Actions that seek to reduce risks in the entire population regardless of each individual’s level of risk and potential benefits. The intention of primary prevention interventions is to move the profile of the whole population in a healthier direction. Small changes in risk factors in the majority who are at low to moderate risk can have a significant impact in terms of population-attributable risk of death and disability (6).

Secondary prevention

Focuses actions on the people likely to benefit, or benefit most. Secondary prevention interventions are based on screening exposed populations for the early onset of sub-clinical illnesses and administering treatment (6).

Sport

Sport covers a range of activities performed within a set of rules and undertaken as part of leisure or competition. Sporting activities usually involve physical activity carried out by teams or individuals and are supported by an institutional framework, such as a sporting agency (24).

Vigorous-intensity physical activity

On an absolute scale, vigorous intensity refers to physical activity that is performed at 6.0 or more times the intensity of rest for adults and typically 7.0 or more times for children and youth. On a scale relative to an individual’s personal capacity, vigorous-intensity physical activity is usually a 7 or 8 on a scale of 0–10 (34).

Major muscle groups

Major muscle groups include the legs, hips, back, abdomen, chest, shoulders and arms (34).

Type of physical activity

The mode of participation in physical activity. The type of physical activity can take on many forms: aerobic, strength, flexibility, balance.

Volume

Aerobic exercise exposures can be characterized by an interaction between bout intensity, frequency, duration, and longevity of the programme.

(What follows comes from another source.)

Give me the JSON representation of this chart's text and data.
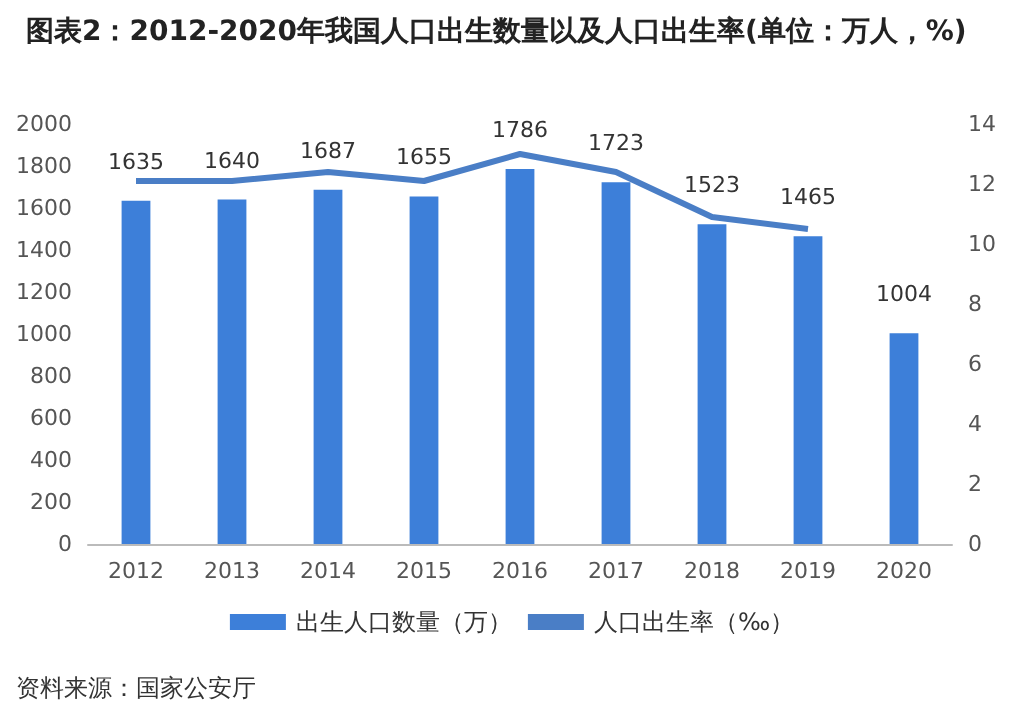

The product of these characteristics can be thought of as volume and can be represented by the total energy expenditure (EE) of the exercise exposure (34).

What activity uses large muscle groups in a repetitive rhythmic fashion over an extended period of time to improve cardiorespiratory endurance?

Aerobic exercise is any activity that uses large muscle groups, is rhythmic in nature, and can be maintained continuously for at least 10 minutes three times a day or for 20 to 30 minutes at one time. Examples of aerobic exercise include running, cycling, swimming, and dancing.

Which term refers to the completion of a cycle?

aerobic exercise. Which term refers to the completion of a cycle? period.

What do you call the type of exercise which involve large muscle groups that perform rhythmic and continuous movement for a prolonged period of time?

Activity in which the body's large muscles move in a rhythmic manner for a sustained period of time. Aerobic activity – also called endurance activity – improves cardiorespiratory fitness. Examples include walking, running, and swimming, and bicycling (34).

Which activity that uses large muscle groups to in rhythmic in nature and being done continuously?

The American College of Sports Medicine (ACSM) defines aerobic exercise as any activity that uses large muscle groups, can be maintained continuously and is rhythmic in nature[10].